🤖 AI Summary
This study addresses the challenge of reliably identifying critical nodes in uncertain networks characterized by random edge failures and stochastic weight variations, where traditional betweenness centrality proves unstable. The authors propose a novel framework that, for the first time, formulates the problem using absorbing Markov chains, quantifying node importance via the proportion of time spent at each transient state before absorption. An efficient Monte Carlo simulation scheme is employed to estimate these occupancy measures. The approach naturally accommodates weighted reward mechanisms and candidate-set constraints, while robustness of rankings is analyzed through perturbation of the transition kernel.
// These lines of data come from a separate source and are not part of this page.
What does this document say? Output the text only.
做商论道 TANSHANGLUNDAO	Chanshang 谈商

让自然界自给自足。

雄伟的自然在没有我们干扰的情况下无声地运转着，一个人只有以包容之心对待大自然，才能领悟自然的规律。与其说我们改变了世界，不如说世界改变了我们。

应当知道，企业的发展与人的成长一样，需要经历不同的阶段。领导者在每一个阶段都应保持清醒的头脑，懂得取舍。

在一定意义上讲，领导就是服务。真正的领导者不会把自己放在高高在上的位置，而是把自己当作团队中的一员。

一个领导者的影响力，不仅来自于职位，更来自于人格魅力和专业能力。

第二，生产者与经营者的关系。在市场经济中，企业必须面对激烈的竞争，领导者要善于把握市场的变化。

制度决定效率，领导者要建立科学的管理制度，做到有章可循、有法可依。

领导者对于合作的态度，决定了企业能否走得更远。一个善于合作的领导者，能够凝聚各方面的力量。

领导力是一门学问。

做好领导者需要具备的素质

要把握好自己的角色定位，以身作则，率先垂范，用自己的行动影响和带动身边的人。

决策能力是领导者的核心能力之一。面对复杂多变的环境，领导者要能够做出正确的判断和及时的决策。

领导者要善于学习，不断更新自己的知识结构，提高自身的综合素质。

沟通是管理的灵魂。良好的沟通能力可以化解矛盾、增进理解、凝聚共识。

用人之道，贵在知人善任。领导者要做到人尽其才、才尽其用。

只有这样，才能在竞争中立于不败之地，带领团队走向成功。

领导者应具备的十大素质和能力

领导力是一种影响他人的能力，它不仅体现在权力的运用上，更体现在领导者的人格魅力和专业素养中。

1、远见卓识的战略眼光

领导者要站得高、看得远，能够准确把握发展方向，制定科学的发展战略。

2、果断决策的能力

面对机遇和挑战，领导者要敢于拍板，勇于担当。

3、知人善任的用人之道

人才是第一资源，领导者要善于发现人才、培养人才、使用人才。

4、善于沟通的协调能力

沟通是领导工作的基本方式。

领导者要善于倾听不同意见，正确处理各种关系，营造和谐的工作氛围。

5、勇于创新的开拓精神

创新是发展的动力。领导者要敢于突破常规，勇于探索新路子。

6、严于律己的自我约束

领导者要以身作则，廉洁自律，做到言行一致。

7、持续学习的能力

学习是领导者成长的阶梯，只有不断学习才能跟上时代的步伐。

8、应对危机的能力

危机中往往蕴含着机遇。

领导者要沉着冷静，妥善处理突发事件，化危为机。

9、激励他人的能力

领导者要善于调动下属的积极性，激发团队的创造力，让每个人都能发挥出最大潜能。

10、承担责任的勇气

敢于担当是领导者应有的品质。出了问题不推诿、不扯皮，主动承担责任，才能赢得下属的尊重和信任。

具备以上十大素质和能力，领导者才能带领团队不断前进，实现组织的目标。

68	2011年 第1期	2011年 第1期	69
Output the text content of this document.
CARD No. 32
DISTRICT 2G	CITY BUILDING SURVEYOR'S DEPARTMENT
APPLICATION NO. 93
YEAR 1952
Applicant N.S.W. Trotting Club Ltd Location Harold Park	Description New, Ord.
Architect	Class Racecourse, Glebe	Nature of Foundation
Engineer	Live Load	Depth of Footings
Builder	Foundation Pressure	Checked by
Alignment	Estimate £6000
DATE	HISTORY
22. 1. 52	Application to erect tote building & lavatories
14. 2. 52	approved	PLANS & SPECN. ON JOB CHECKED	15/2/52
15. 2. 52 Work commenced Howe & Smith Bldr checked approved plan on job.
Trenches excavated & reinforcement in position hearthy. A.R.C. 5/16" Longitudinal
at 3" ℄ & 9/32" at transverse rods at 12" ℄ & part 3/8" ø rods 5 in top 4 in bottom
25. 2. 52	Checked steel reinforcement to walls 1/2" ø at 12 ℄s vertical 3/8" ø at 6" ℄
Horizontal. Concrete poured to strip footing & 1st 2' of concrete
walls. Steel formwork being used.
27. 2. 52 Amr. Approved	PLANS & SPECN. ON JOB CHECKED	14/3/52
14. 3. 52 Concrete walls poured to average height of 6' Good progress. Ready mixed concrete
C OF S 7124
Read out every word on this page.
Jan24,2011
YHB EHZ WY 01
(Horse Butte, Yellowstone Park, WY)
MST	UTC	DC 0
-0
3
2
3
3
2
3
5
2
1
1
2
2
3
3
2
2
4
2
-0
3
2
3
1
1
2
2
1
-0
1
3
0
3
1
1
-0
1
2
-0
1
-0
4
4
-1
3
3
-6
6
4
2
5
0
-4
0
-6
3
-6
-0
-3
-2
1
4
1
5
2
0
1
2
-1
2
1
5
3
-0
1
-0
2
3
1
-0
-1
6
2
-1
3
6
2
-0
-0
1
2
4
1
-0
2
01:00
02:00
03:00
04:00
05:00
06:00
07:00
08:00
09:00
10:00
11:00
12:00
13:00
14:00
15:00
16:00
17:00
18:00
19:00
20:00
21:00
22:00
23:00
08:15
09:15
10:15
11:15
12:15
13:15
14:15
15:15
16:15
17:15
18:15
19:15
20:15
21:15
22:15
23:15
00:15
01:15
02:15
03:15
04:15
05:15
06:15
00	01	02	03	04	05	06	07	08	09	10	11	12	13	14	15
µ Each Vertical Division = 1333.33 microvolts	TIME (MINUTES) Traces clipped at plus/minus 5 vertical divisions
Experiments demonstrate that the method effectively identifies a small set of dominant nodes across diverse random graph models—including Erdős–Rényi and Watts–Strogatz networks—distinguishes between stable and sensitive rankings, and flexibly adapts to structural and reward-based variations.
📝 Abstract
We propose a betweenness centrality measure and algorithms for stochastic networks, where edges can fail and weights vary across realizations, making the most central node random. Our approach models the sequence of reported central nodes as an absorbing Markov chain and measures node importance by the share of pre-absorption time spent at each node. This produces a way to study centrality under uncertainty, which can then be estimated with Monte Carlo simulation. We also analyze robustness when the transition kernel is only approximately known, using row-wise perturbations to assess sensitivity and potential ranking changes. The framework further admits extensions to weighted rewards and restricted candidate sets without altering the Markov chain formulation. Experiments on Erdős-Rényi, Watts-Strogatz, and Les Misérables networks with stochastic edges show that the method identifies a small set of dominant nodes, reveals stable versus sensitive rankings under perturbations, and supports reward-based and structure-constrained variants.